When describing this Choklat Stout, Southern Tier refers to the sacred book of Maya, which mentions a mystical beverage known as xocoati or ch-co-atle. It is thought that liquid chocolate was worthy enough to be drank by gods and goddesses. Today, chocolate is still thought of as a luxurious indulgence and what better way to celebrate its wonderful flavour than by putting it in an alcoholic beverage!

Southern Tier have created a drink that will ‘tempt your senses & renew the power & interrelation of history in every bottle.’ Let me tell you, it did the job.
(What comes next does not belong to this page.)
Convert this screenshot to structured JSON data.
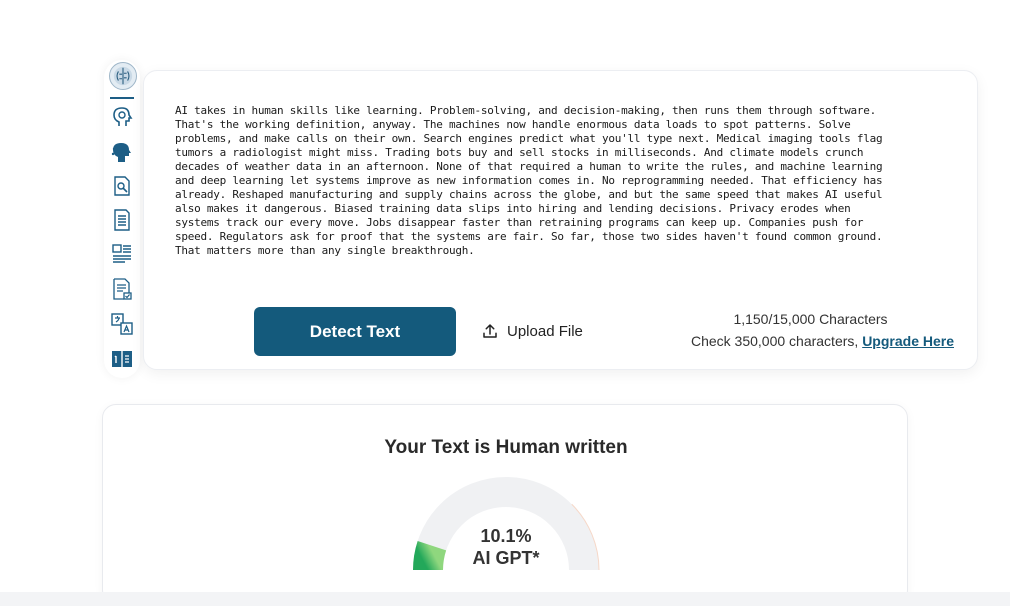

Southern Tier Choklat Stout, Imperial Chocolate Stout 11%

Branding 

The stout comes in a larger bottle than usual, an almost wine-like bottle which happily fills two serving glasses like the two in the picture above. The American brewing company Southern Tier has very modern branding and labeling, using bold fonts and simplistic features. The label is decorated with four pieces of chocolate, emphasising this predominant flavour. The label includes serving suggestions and tasting notes which I’m not sure are relevant and I don’t like being told what I should taste but nevermind. The label also provides a explanation of what exactly is in this beer. 2-row barley, caramel 60 malt, barley flakes, chocolate malt, bittersweet Belgium chocolate and kettle hops: chinook and willamette to be exact.

Appearance

It is very, very dark, almost black in colour and has a viscous swirl to its texture. I would describe it as a muddy chocolate colour. It does not pour much of a head but that might have something to do with the glass it is served in.

Nose

It has an obviously distinct Belgian chocolate smell with notes of creamy latte-like coffee. The smell has some lovely layers to it and is sweet but bitter and strong yet light. The sweet Stout smell is also apparent although the chocolate is an overpowering scent.

Taste

Much like the smell, the taste of this beer comes in splendid layers. First is a bitter cocoa taste, like a dark chocolate bar with 80%+ cocoa, the beer is definitely a stout. This then softens into a lovely fluffy and sweet marshmellowy taste which coats the throat and pleases the tongue. After arrives that distinct Belgian chocolate taste, that came through so much in the smell and lingers on whilst sipping more. Lastly, the stout definitely hints towards a lambic style finish, ending again with a bitterness that balances out everything.

After a full glass I must admit I am rather happy (hic) and would say I wouldn’t like to finish the bottle myself. However this lovely bubble of marshmallow, Belgium chocolate, cocoa and caramel is something not to be missed and without a doubt is a gorgeous and memorable choklat stout.